Jacques Audiard (A Prophet, Rust and Bone) knows how to film bodies under pressure. But Clemence Audiard (our hypothetical director) would invert his signature brutality. Her Taxi Driver would replace the famous “You talkin’ to me?” mirror scene with a silent, three-minute shot of a woman checking her own reflection—not for rage, but for exhaustion.
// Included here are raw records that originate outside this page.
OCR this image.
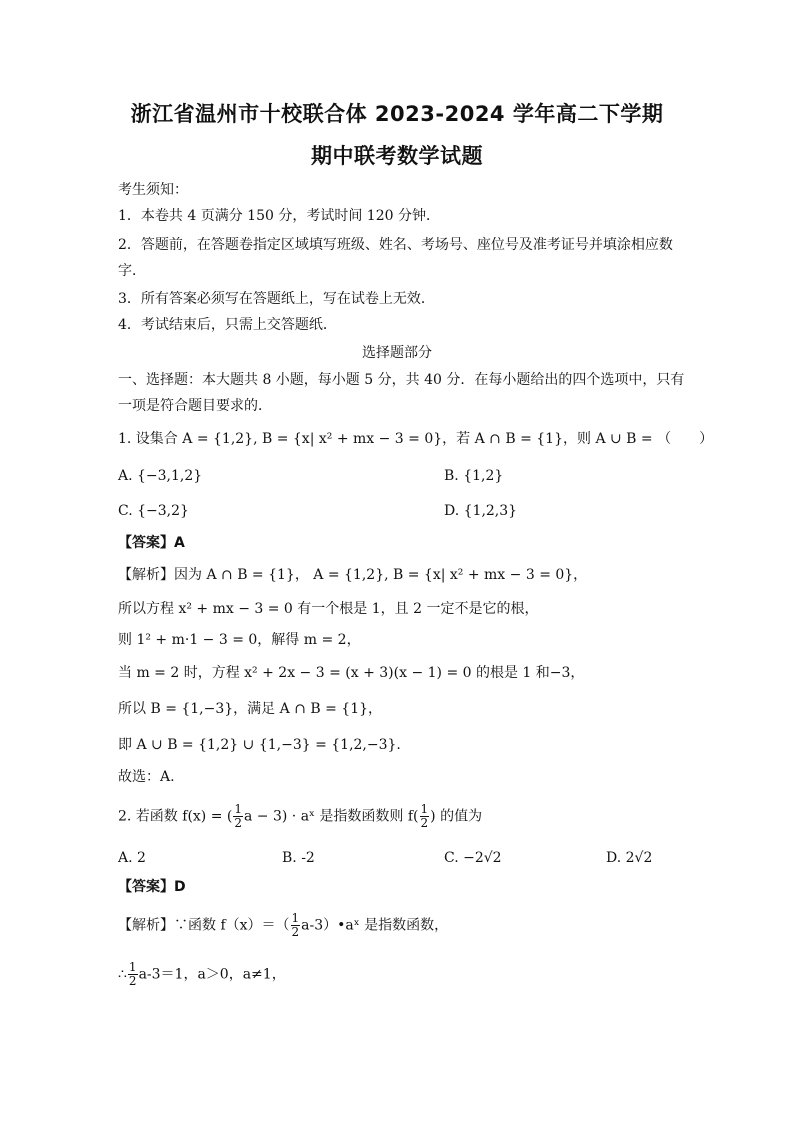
浙江省温州市十校联合体 2023-2024 学年高二下学期
期中联考数学试题
考生须知：
1．本卷共 4 页满分 150 分，考试时间 120 分钟．
2．答题前，在答题卷指定区域填写班级、姓名、考场号、座位号及准考证号并填涂相应数
字．
3．所有答案必须写在答题纸上，写在试卷上无效．
4．考试结束后，只需上交答题纸．
选择题部分
一、选择题：本大题共 8 小题，每小题 5 分，共 40 分．在每小题给出的四个选项中，只有
一项是符合题目要求的．
1. 设集合 A = {1,2}, B = {x| x² + mx − 3 = 0}，若 A ∩ B = {1}，则 A ∪ B = （　　）
A. {−3,1,2}	B. {1,2}
C. {−3,2}	D. {1,2,3}
【答案】A
【解析】因为 A ∩ B = {1}， A = {1,2}, B = {x| x² + mx − 3 = 0}，
所以方程 x² + mx − 3 = 0 有一个根是 1，且 2 一定不是它的根，
则 1² + m·1 − 3 = 0，解得 m = 2，
当 m = 2 时，方程 x² + 2x − 3 = (x + 3)(x − 1) = 0 的根是 1 和−3，
所以 B = {1,−3}，满足 A ∩ B = {1}，
即 A ∪ B = {1,2} ∪ {1,−3} = {1,2,−3}.
故选：A.
2. 若函数 f(x) = ( $\frac{1}{2}$ a − 3) · aˣ 是指数函数则 $f( \frac{1}{2}$ ) 的值为
A. 2	B. -2	C. −2√2	D. 2√2
【答案】D
【解析】∵函数 $f(x)=( \frac{1}{2}$ a-3）•aˣ 是指数函数，
∴ $\frac{1}{2} a-3=1$，a＞0，a≠1，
No gun. Just a cracked phone screen and a rating of 4.2 stars. The provocative subtitle "XX Better" is either marketing

Where Scorsese used slow-motion blood ballets, Clemence would use extended static takes of a car’s interior: the smell of old coffee, a child’s car seat in the back, a pepper spray keychain. Violence becomes internal. The only “Better” is the refusal to glamorize the breakdown.

The note reads: Freeze. 23/11/24. Clemence Audiard. Taxi Driver. XX better. “What happens when a woman reaches the same

At first glance, it looks like a detective’s evidence board or a director’s shot list. But these fragments, when thawed, reveal a fascinating tension in modern cinema: the collision of Martin Scorsese’s 1976 masculine nightmare with a 21st-century female response. The date—23/11/24—is the near future, a deadline for a reckoning. And the name Clemence Audiard (likely a misspelling of the French director Jacques Audiard, or perhaps a fictional female counterpart) sits at the center, tasked with answering one question: Can a woman make a better Taxi Driver?